The gist is that Jindal thinks the GOP needed to speak more about specific, new ideas, rather than just being the party of the very rich. There’s definitely some cognitive dissonance for me there, but when you consider Jindal’s constituency (religious conservatives in a rural state) and his brand (brainy, young Christianist), it makes sense that he’d want to go in that direction.
But the phrasing he uses is too delicious to go unmocked. In his interview, Jindal decried what he calls “dumbed-down conservatism,” and said:
We need to stop being simplistic, we need to trust the intelligence of the American people and we need to stop insulting the intelligence of the voters.
Now, this is difficult to swallow considering the source. Jindal is the guy whose voucher program in Louisiana is diverting public funds to Christian (not just religious, but Christian) schools, and who is stuffing Creationism into science classes. (Remember how the fact of the Loch Ness Monster proves that dinosaurs and people lived together? Yeah, Louisiana.

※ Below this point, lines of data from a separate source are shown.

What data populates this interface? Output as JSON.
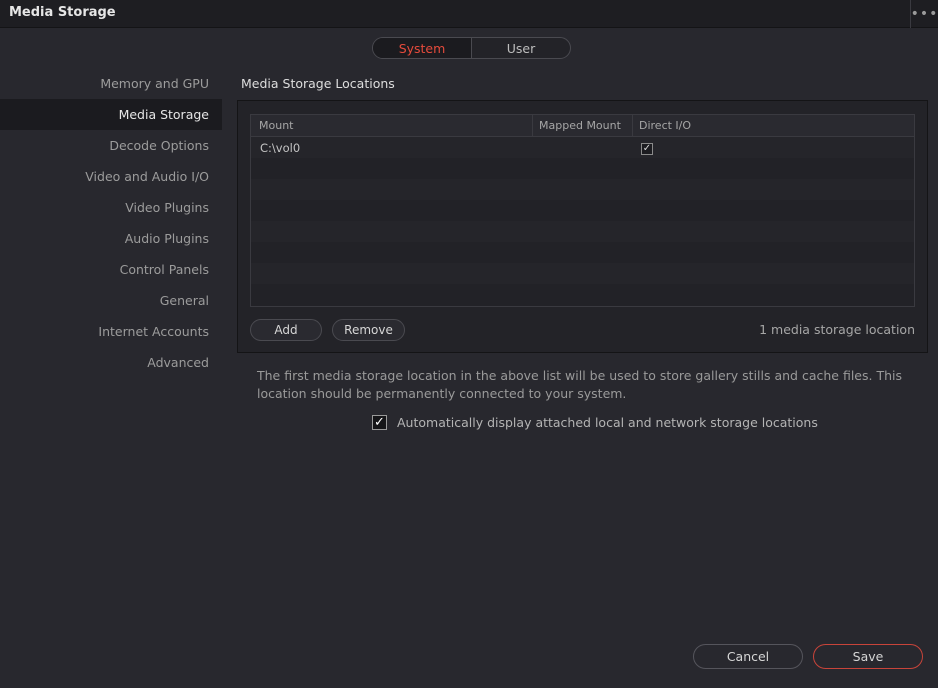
{
  "window": {
    "title": "Media Storage",
    "menu_label": "•••"
  },
  "scope_tabs": [
    {
      "label": "System",
      "active": true
    },
    {
      "label": "User",
      "active": false
    }
  ],
  "sidebar": {
    "items": [
      {
        "label": "Memory and GPU"
      },
      {
        "label": "Media Storage",
        "active": true
      },
      {
        "label": "Decode Options"
      },
      {
        "label": "Video and Audio I/O"
      },
      {
        "label": "Video Plugins"
      },
      {
        "label": "Audio Plugins"
      },
      {
        "label": "Control Panels"
      },
      {
        "label": "General"
      },
      {
        "label": "Internet Accounts"
      },
      {
        "label": "Advanced"
      }
    ]
  },
  "section": {
    "title": "Media Storage Locations",
    "table": {
      "columns": [
        "Mount",
        "Mapped Mount",
        "Direct I/O"
      ],
      "rows": [
        {
          "mount": "C:\\vol0",
          "mapped_mount": "",
          "direct_io": true
        }
      ]
    },
    "add_label": "Add",
    "remove_label": "Remove",
    "count_text": "1 media storage location"
  },
  "description": "The first media storage location in the above list will be used to store gallery stills and cache files. This location should be permanently connected to your system.",
  "auto_display": {
    "checked": true,
    "label": "Automatically display attached local and network storage locations"
  },
  "footer": {
    "cancel_label": "Cancel",
    "save_label": "Save"
  },
  "colors": {
    "accent": "#e64b3c",
    "background": "#28282e"
  }
}
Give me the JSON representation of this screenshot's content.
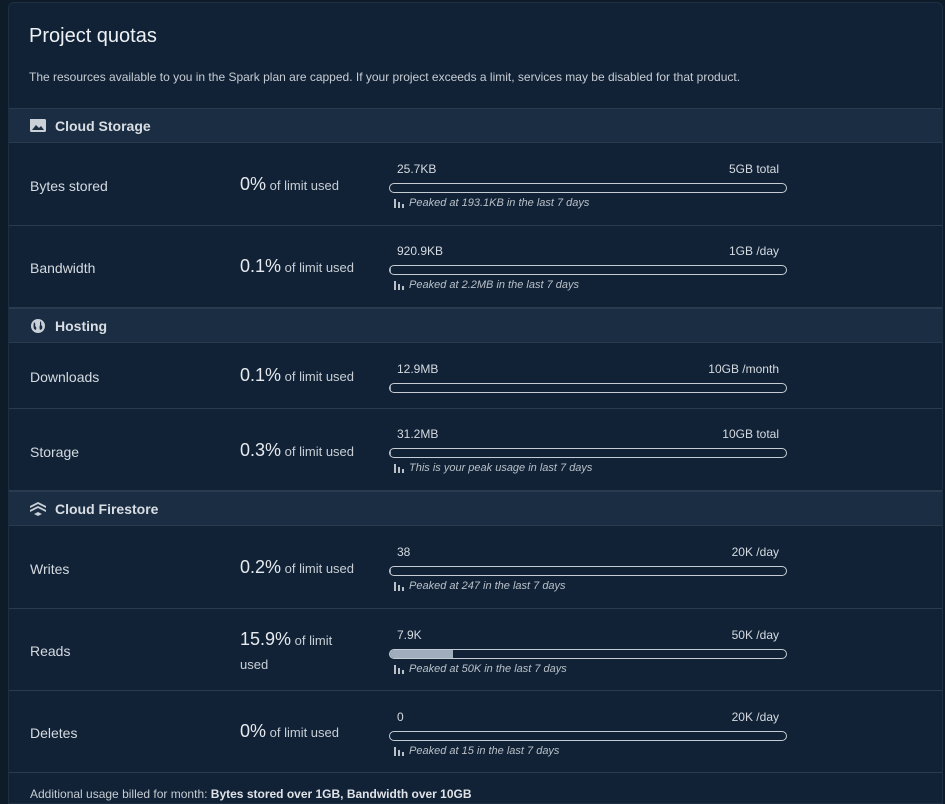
{
  "card": {
    "title": "Project quotas",
    "description": "The resources available to you in the Spark plan are capped. If your project exceeds a limit, services may be disabled for that product."
  },
  "sections": [
    {
      "title": "Cloud Storage",
      "icon": "image-folder-icon",
      "rows": [
        {
          "label": "Bytes stored",
          "percent": "0%",
          "suffix": "of limit used",
          "used": "25.7KB",
          "limit": "5GB total",
          "fill": 0.0,
          "peak": "Peaked at 193.1KB in the last 7 days"
        },
        {
          "label": "Bandwidth",
          "percent": "0.1%",
          "suffix": "of limit used",
          "used": "920.9KB",
          "limit": "1GB /day",
          "fill": 0.001,
          "peak": "Peaked at 2.2MB in the last 7 days"
        }
      ]
    },
    {
      "title": "Hosting",
      "icon": "globe-icon",
      "rows": [
        {
          "label": "Downloads",
          "percent": "0.1%",
          "suffix": "of limit used",
          "used": "12.9MB",
          "limit": "10GB /month",
          "fill": 0.001,
          "peak": ""
        },
        {
          "label": "Storage",
          "percent": "0.3%",
          "suffix": "of limit used",
          "used": "31.2MB",
          "limit": "10GB total",
          "fill": 0.003,
          "peak": "This is your peak usage in last 7 days"
        }
      ]
    },
    {
      "title": "Cloud Firestore",
      "icon": "firestore-icon",
      "rows": [
        {
          "label": "Writes",
          "percent": "0.2%",
          "suffix": "of limit used",
          "used": "38",
          "limit": "20K /day",
          "fill": 0.002,
          "peak": "Peaked at 247 in the last 7 days"
        },
        {
          "label": "Reads",
          "percent": "15.9%",
          "suffix": "of limit used",
          "used": "7.9K",
          "limit": "50K /day",
          "fill": 0.159,
          "peak": "Peaked at 50K in the last 7 days"
        },
        {
          "label": "Deletes",
          "percent": "0%",
          "suffix": "of limit used",
          "used": "0",
          "limit": "20K /day",
          "fill": 0.0,
          "peak": "Peaked at 15 in the last 7 days"
        }
      ]
    }
  ],
  "footer": {
    "prefix": "Additional usage billed for month:",
    "items": "Bytes stored over 1GB, Bandwidth over 10GB"
  },
  "colors": {
    "background": "#0e1b29",
    "card": "#112236",
    "section_header": "#1a2d42",
    "bar_fill": "#9fadbc"
  }
}
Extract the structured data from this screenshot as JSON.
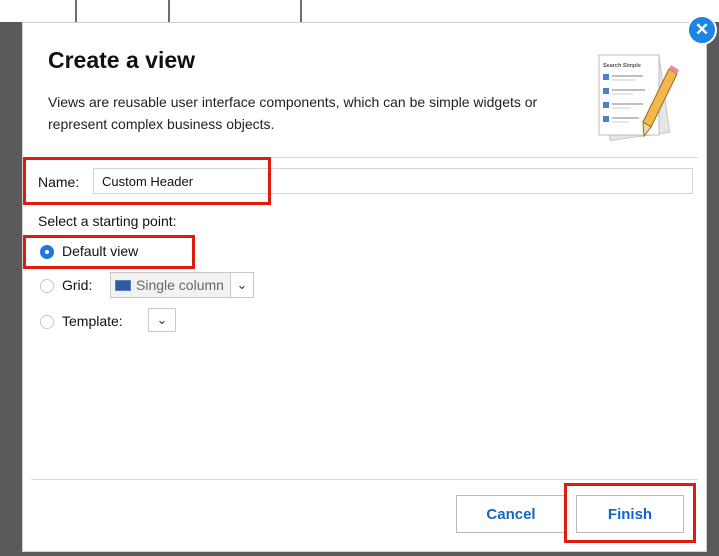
{
  "dialog": {
    "title": "Create a view",
    "description": "Views are reusable user interface components, which can be simple widgets or represent complex business objects.",
    "header_image_title": "Search Simple"
  },
  "name_field": {
    "label": "Name:",
    "value": "Custom Header"
  },
  "starting_point": {
    "label": "Select a starting point:",
    "options": [
      {
        "label": "Default view",
        "selected": true
      },
      {
        "label": "Grid:",
        "selected": false
      },
      {
        "label": "Template:",
        "selected": false
      }
    ],
    "grid_select_value": "Single column"
  },
  "buttons": {
    "cancel": "Cancel",
    "finish": "Finish"
  },
  "colors": {
    "accent": "#1f78e0",
    "button_text": "#1565c8",
    "highlight": "#e11b0c"
  },
  "icons": {
    "close": "close-icon",
    "grid_column": "single-column-icon",
    "caret": "chevron-down-icon",
    "header": "checklist-pencil-icon"
  }
}
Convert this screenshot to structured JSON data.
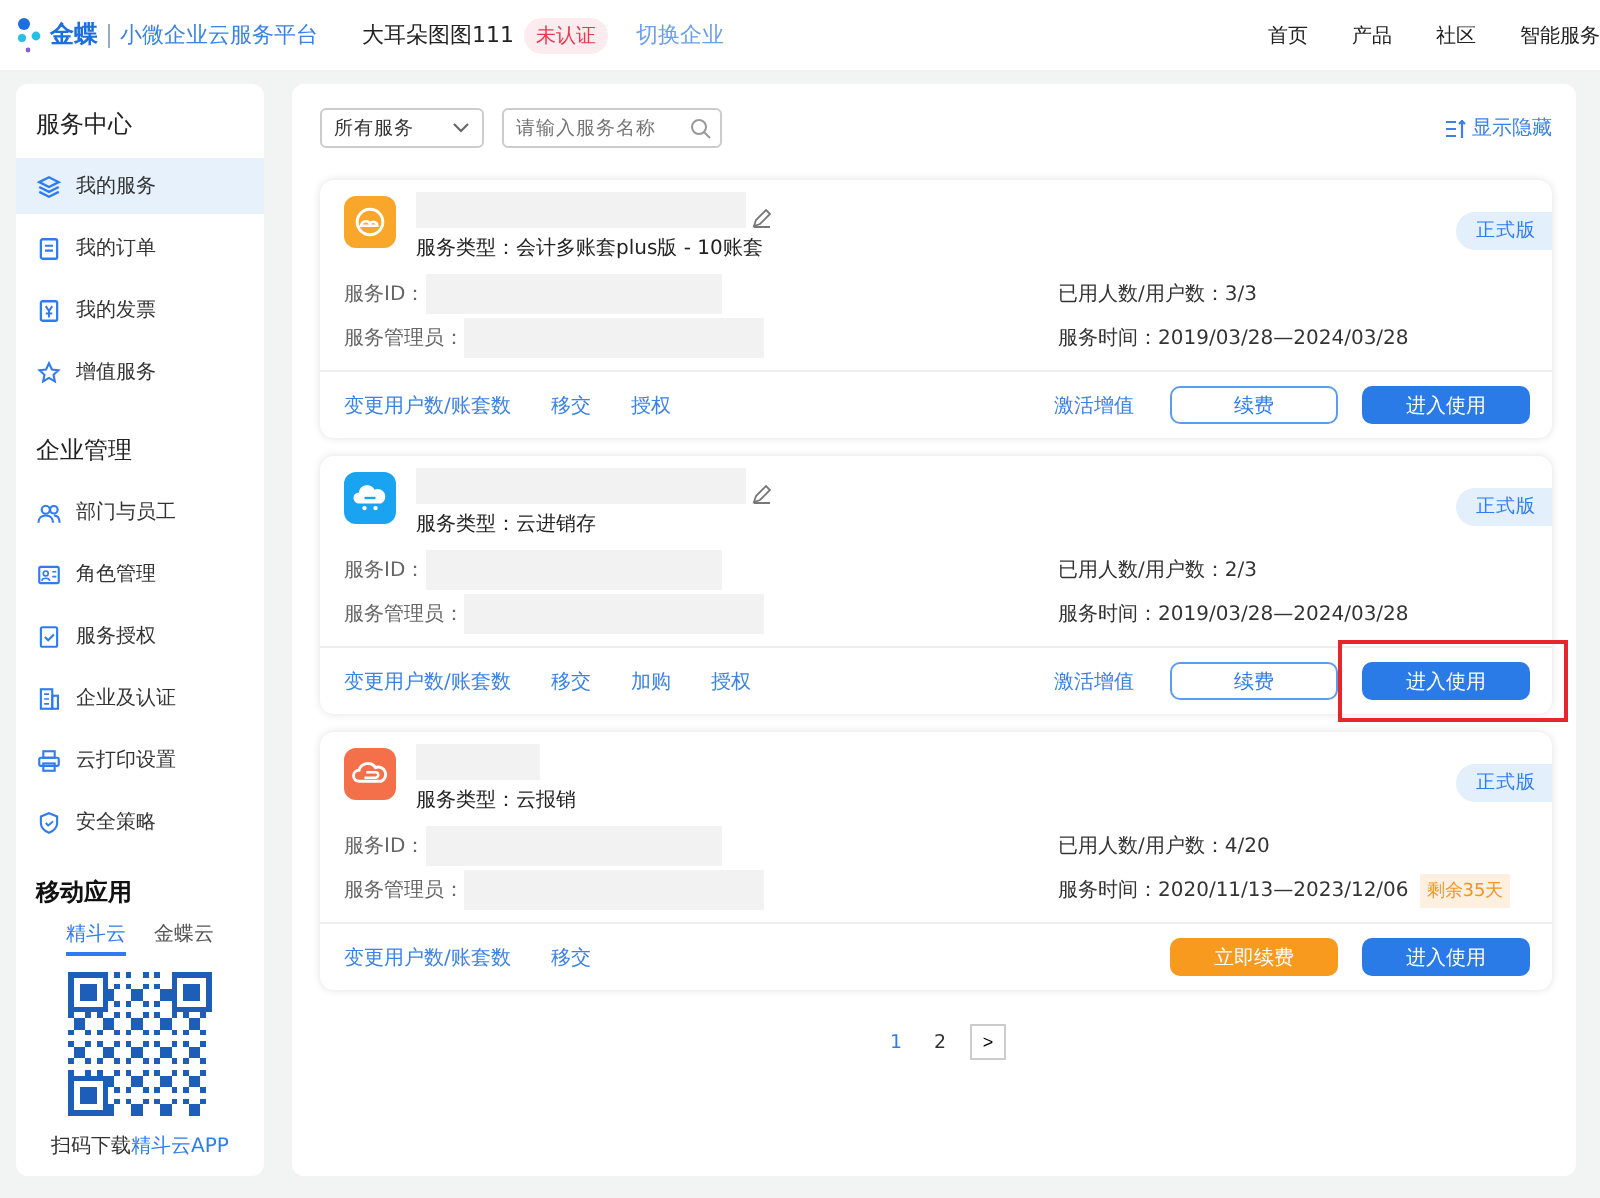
{
  "header": {
    "brand": "金蝶",
    "platform": "小微企业云服务平台",
    "company": "大耳朵图图111",
    "company_status": "未认证",
    "switch_link": "切换企业",
    "nav": [
      "首页",
      "产品",
      "社区",
      "智能服务"
    ]
  },
  "sidebar": {
    "sections": [
      {
        "title": "服务中心",
        "items": [
          {
            "label": "我的服务",
            "selected": true
          },
          {
            "label": "我的订单",
            "selected": false
          },
          {
            "label": "我的发票",
            "selected": false
          },
          {
            "label": "增值服务",
            "selected": false
          }
        ]
      },
      {
        "title": "企业管理",
        "items": [
          {
            "label": "部门与员工",
            "selected": false
          },
          {
            "label": "角色管理",
            "selected": false
          },
          {
            "label": "服务授权",
            "selected": false
          },
          {
            "label": "企业及认证",
            "selected": false
          },
          {
            "label": "云打印设置",
            "selected": false
          },
          {
            "label": "安全策略",
            "selected": false
          }
        ]
      }
    ],
    "mobile": {
      "title": "移动应用",
      "tabs": [
        {
          "label": "精斗云",
          "selected": true
        },
        {
          "label": "金蝶云",
          "selected": false
        }
      ],
      "caption": "扫码下载",
      "caption_link": "精斗云APP"
    }
  },
  "toolbar": {
    "filter": "所有服务",
    "search_placeholder": "请输入服务名称",
    "toggle_hidden": "显示隐藏"
  },
  "services": [
    {
      "color": "#f9a72b",
      "editable": true,
      "type": "服务类型：会计多账套plus版 - 10账套",
      "badge": "正式版",
      "id_label": "服务ID：",
      "admin_label": "服务管理员：",
      "users": "已用人数/用户数：3/3",
      "period": "服务时间：2019/03/28—2024/03/28",
      "links": [
        "变更用户数/账套数",
        "移交",
        "授权"
      ],
      "activate": "激活增值",
      "renew": {
        "label": "续费",
        "kind": "outline"
      },
      "enter": {
        "label": "进入使用",
        "highlighted": false
      }
    },
    {
      "color": "#1aa3f0",
      "editable": true,
      "type": "服务类型：云进销存",
      "badge": "正式版",
      "id_label": "服务ID：",
      "admin_label": "服务管理员：",
      "users": "已用人数/用户数：2/3",
      "period": "服务时间：2019/03/28—2024/03/28",
      "links": [
        "变更用户数/账套数",
        "移交",
        "加购",
        "授权"
      ],
      "activate": "激活增值",
      "renew": {
        "label": "续费",
        "kind": "outline"
      },
      "enter": {
        "label": "进入使用",
        "highlighted": true
      }
    },
    {
      "color": "#f4704a",
      "editable": false,
      "type": "服务类型：云报销",
      "badge": "正式版",
      "id_label": "服务ID：",
      "admin_label": "服务管理员：",
      "users": "已用人数/用户数：4/20",
      "period": "服务时间：2020/11/13—2023/12/06",
      "remaining": "剩余35天",
      "links": [
        "变更用户数/账套数",
        "移交"
      ],
      "renew": {
        "label": "立即续费",
        "kind": "filled"
      },
      "enter": {
        "label": "进入使用",
        "highlighted": false
      }
    }
  ],
  "pagination": {
    "pages": [
      {
        "label": "1",
        "selected": true
      },
      {
        "label": "2",
        "selected": false
      }
    ],
    "next": ">"
  }
}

Here are some more of those nuggets you can lose sleep over.) And to just to reach back a little further, Jindal is also a guy who was on hand for a few excorcisms in college.
I’m not just trying to prove that Jindal is a theocrat — we know that — but I do want to point out that this flies in the face of his professed prescription for healing the GOP nationally: to offer more policy specifics and to avoid being the party of “offensive, bizarre comments” like those that describe impregnation-by-rape as a gift from God. All of these bizarre comments, of course, stem directly from the kind of absolutist-Christian worldview that Jindal himself subscribes to. So I suppose what Jindal wants is a party that still believes all the same crazy things, but that he also doesn’t want anyone to talk about them.
As Politico reports:
On cultural issues, he suggested the party not retreat from its stances opposing abortion rights and gay marriage but rather soften its tone on such matters.
Ah. What I hope people remember is that even when they’re not talking about cultural issues, when they get elected, they still act on them. They still legislate their Bronze Age values, whether they discussed them in campaigns or not. Sounds to me like that’s precisely what it means to “insult the intelligence of the voters.”
Deriding “bumper-sticker slogans” as the basis for campaigning, Jindal said, “Simply being the anti-Obama party didn’t work. You can’t beat something with nothing.” But that sounds exactly like what he wants to do. The nothing, in this case, is the intention of his brand of religious conservatives. Or perhaps its the very basis of their agenda, a belief in something that isn’t there, telling them all what to do. That really is beating something with nothing.